Древнемосковские художники знали-ведали всю хитрость и устав ремесленный. Изготовляли доски к живописи, терли вапы – краски многоцветные, варили олифы, умели золотить, чеканить, штукатурить… Эти мастера заботились, чтобы художество для радости людской явилось прочно.
Книжица «Нарядник» говорит: «Подмастерье мастеру повинуйся. Мастер о подмастерьях промышляй. Не говори грубо-досадительно. Не возносися. Не закрывай полезных речей мудростью.
…Дарование художное подобно черпающим воду из реки. Один подымает велик сосуд, другой посредний, а иной – малый. Всяк несет по своей силе. И ты богатству дарованья радуйся. И намеренье посредственных целуй. И спех умедливших люби».

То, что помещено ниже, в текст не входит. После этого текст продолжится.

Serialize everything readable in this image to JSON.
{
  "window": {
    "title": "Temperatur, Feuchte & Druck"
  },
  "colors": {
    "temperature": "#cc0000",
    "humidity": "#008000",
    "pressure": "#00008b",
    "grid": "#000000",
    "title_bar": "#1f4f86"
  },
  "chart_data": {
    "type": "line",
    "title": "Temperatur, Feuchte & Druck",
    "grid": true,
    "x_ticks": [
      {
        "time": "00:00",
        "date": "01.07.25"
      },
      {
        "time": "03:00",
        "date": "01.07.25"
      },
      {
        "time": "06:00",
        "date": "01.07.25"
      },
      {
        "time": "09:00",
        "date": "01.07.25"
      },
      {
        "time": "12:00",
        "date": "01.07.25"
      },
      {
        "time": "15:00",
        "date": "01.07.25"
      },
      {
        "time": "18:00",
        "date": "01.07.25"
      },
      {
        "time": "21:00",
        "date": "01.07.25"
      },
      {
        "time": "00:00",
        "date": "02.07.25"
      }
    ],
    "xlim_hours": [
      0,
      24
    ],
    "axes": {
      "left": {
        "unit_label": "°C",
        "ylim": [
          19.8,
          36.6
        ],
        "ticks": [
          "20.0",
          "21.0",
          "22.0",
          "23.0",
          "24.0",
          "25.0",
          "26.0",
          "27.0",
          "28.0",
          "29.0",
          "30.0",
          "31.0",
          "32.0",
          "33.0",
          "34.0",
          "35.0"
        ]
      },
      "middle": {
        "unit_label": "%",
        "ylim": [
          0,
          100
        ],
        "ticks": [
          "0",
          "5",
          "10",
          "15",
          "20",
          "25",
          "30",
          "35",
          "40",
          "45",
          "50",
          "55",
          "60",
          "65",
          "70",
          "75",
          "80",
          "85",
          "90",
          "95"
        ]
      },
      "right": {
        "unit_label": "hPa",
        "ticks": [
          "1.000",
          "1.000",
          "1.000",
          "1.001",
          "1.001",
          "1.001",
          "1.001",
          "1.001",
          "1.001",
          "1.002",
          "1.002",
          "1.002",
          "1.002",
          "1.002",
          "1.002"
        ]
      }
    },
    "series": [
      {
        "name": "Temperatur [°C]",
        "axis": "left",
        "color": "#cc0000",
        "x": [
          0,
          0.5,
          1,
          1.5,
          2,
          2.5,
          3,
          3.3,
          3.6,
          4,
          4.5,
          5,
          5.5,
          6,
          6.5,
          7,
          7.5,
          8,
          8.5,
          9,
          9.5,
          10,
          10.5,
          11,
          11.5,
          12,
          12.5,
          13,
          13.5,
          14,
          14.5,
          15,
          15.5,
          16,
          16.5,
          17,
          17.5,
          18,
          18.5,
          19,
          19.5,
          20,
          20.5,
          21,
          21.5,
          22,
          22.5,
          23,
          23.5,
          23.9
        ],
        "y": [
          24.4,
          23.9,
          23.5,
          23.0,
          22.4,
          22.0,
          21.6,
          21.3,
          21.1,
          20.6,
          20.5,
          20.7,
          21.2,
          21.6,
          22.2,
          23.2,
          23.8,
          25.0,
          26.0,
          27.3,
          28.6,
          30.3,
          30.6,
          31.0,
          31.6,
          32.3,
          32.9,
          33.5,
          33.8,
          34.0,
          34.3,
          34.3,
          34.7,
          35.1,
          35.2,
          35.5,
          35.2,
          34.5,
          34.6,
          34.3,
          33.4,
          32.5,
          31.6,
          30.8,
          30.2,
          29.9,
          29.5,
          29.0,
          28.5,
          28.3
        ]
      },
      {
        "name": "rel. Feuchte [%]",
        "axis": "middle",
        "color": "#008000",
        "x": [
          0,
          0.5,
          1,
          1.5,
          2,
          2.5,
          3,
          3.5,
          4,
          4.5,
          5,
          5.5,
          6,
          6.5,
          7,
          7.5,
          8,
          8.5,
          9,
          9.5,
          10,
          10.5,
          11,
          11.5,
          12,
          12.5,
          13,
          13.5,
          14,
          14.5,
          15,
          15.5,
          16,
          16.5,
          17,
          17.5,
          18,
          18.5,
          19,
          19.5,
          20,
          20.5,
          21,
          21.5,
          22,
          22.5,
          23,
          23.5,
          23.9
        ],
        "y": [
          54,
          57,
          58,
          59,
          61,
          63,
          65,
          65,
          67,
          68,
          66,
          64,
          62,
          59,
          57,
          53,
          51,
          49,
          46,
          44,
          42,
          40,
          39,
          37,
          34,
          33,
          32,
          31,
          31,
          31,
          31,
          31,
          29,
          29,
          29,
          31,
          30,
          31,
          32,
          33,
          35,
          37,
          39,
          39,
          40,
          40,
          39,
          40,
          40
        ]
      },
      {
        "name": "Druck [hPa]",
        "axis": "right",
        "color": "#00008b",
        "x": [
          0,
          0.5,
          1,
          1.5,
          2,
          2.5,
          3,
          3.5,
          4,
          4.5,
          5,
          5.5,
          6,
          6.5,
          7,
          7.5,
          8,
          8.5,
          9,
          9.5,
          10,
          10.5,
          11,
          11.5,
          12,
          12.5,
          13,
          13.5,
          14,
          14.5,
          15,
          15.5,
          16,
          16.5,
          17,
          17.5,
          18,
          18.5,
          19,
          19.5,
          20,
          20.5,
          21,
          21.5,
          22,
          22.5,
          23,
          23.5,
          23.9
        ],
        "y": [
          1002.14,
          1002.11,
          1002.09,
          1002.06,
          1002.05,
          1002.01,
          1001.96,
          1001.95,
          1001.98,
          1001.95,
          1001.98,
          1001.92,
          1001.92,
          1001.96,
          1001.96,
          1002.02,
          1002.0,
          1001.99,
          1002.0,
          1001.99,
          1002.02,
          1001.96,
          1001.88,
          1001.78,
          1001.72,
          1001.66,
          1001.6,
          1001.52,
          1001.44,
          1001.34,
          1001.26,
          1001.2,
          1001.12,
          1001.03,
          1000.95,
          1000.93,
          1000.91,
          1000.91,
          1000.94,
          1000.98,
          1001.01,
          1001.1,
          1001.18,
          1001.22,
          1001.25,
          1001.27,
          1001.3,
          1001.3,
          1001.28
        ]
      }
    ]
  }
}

Кроме картин на липовых досках эти мастера «писали потолки на полотне и золотом и серебром, изображая круг небесный и планиды». Делали рисунки для художниц – вышивальщиц и ткачих, золотошвеек и кружевниц. Художники не презирали ремесла и были крепко связаны с народным бытовым искусством. «Которые образчики, и лица, и узоры купили в Оружейную палату Онтонидки Кружевницы из Хамовников, и те листы переплести в тетради, и хранить особою статьей, на погляденье подмастерьям, а мастерам для ведома».
Мастерица Настька со Скатертного переулка при посылке сестрам в Серпухов «первоучебного тканья, вязьбленного и берчатого», пишет: «Рукодельице мое примите и, сочинив одежду, да носите на здоровье».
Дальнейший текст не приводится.